What is the difference between direct evidence and circumstantial evidence?
There are two types of evidence that can be used to decide questions of facts or to determine facts in a case. There is direct evidence and there is circumstantial evidence. Direct evidence is when a witness testifies directly about what he or she claims to have seen or heard or felt with his/her own senses. This witness cannot testify about what somebody else said they saw or heard. That is hearsay. The only question with direct evidence is whether or not you believe the witness.
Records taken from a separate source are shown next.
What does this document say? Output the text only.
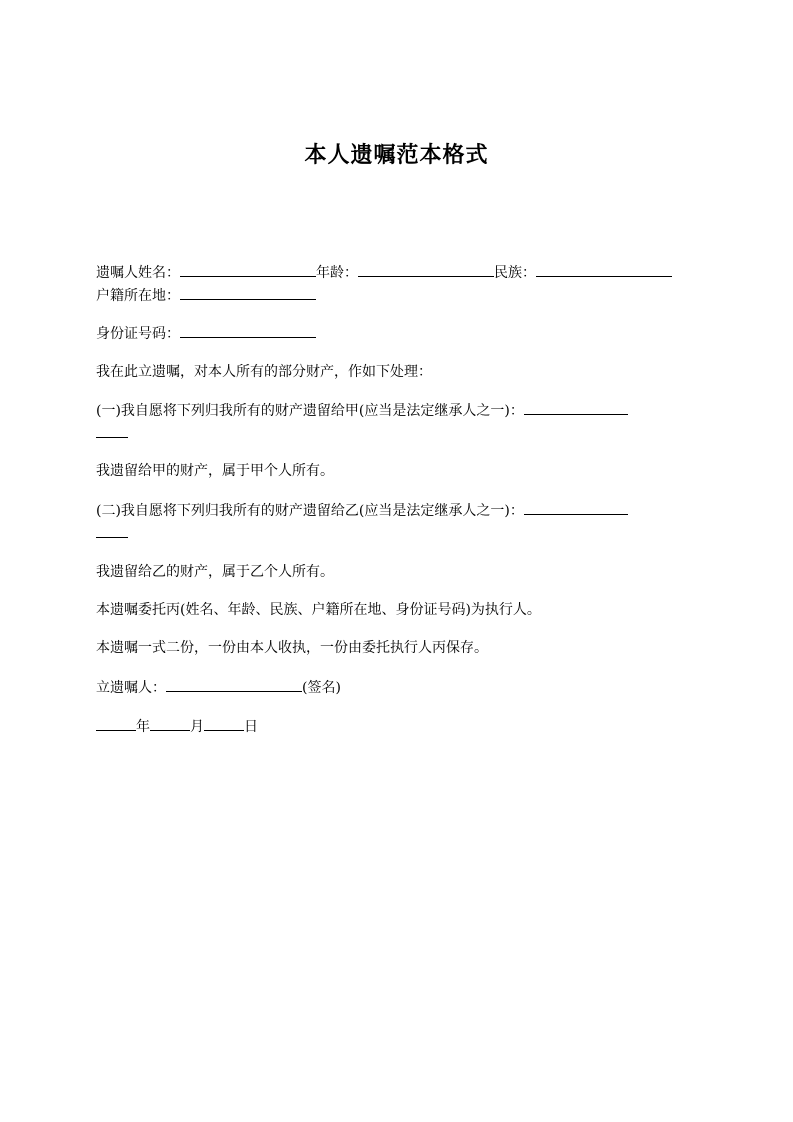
本人遗嘱范本格式
遗嘱人姓名：	年龄：	民族：
户籍所在地：
身份证号码：
我在此立遗嘱，对本人所有的部分财产，作如下处理：
(一)我自愿将下列归我所有的财产遗留给甲(应当是法定继承人之一)：
我遗留给甲的财产，属于甲个人所有。
(二)我自愿将下列归我所有的财产遗留给乙(应当是法定继承人之一)：
我遗留给乙的财产，属于乙个人所有。
本遗嘱委托丙(姓名、年龄、民族、户籍所在地、身份证号码)为执行人。
本遗嘱一式二份，一份由本人收执，一份由委托执行人丙保存。
立遗嘱人：	(签名)
年	月	日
Then we have circumstantial evidence where a witness cannot testify directly about a fact that is to be proved but you are presented with evidence of other facts and you are then asked to draw reasonable inferences from them about the fact that is to be proved. Allow me to give an analogy. You've moved into a new home and when you get up in the morning there is freshly fallen snow covering the ground. You open the door to get the newspaper and the newspaper is not there yet but there is a plate and it's warm to the touch with foil over it and there are warm muffins in it. You can see footprints back and forth to your next-door neighbor on the right. You didn't see anyone put them there. This is circumstantial evidence that the neighbor is the one who left the muffins on your doorstep. The conclusion you draw must be reasonable and natural based on your own common sense and experiences in life.
If the State's case is based solely on circumstantial evidence, a jury may find the defendant guilty only if those circumstances are conclusive enough to leave them with a moral certainty, a clear and settled belief, that the defendant is guilty and there is no other reasonable explanation of the facts as proved. The evidence must not only be consistent with the defendant's guilt, but inconsistent with his innocence.
Whether direct or circumstantial the Commonwealth must prove the defendant's guilt beyond a reasonable doubt from all the evidence in this case.